Block and allow lists migration at the schema and table levels

The block and allow lists filtering rule of the upstream database instance tables is similar to MySQL replication-rules-db/replication-rules-table, which can be used to filter or only replicate all operations of some databases or some tables.

Binlog event filtering

Binlog event filtering is a more fine-grained filtering rule than the block and allow lists filtering rule. You can use statements like INSERT or TRUNCATE TABLE to specify the binlog events of schema/table that you need to migrate or filter out.

Sharding support

DM supports merging the original sharded instances and tables into TiDB, but with some restrictions. For details, see Sharding DDL usage Restrictions in the pessimistic mode and Sharding DDL usage Restrictions in the optimistic mode.

Usage restrictions

Before using the DM tool, note the following restrictions:

  • Database version

    • 5.5 < MySQL version < 8.0

    • MariaDB version >= 10.1.2

      Note:

      If there is a primary-secondary migration structure between the upstream MySQL/MariaDB servers, then choose the following version.

      • 5.7.1 < MySQL version < 8.0
      • MariaDB version >= 10.1.3

      Data Migration prechecks the corresponding privileges and configuration automatically while starting the data migration task using dmctl.

  • DDL syntax

    • Currently, TiDB is not compatible with all the DDL statements that MySQL supports. Because DM uses the TiDB parser to process DDL statements, it only supports the DDL syntax supported by the TiDB parser. For details, see MySQL Compatibility.

    • DM reports an error when it encounters an incompatible DDL statement. To solve this error, you need to manually handle it using dmctl, either skipping this DDL statement or replacing it with a specified DDL statement(s). For details, see Skip or replace abnormal SQL statements.

  • Sharding

  • Operations

    • After DM-worker is restarted, the DDL lock migration cannot be automatically restored in some conditions. You need to manually handle it.
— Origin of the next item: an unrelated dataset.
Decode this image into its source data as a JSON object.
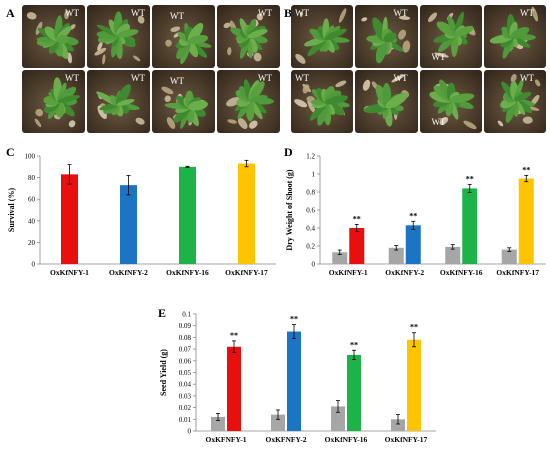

For details, see Handle Sharding DDL Locks Manually.
  • Switching DM-worker connection to another MySQL instance

    When DM-worker connects the upstream MySQL instance via a virtual IP (VIP), if you switch the VIP connection to another MySQL instance, DM might connect to the new and old MySQL instances at the same time in different connections. In this situation, the binlog migrated to DM is not consistent with other upstream status that DM receives, causing unpredictable anomalies and even data damage. To make necessary changes to DM manually, see Switch DM-worker connection via virtual IP.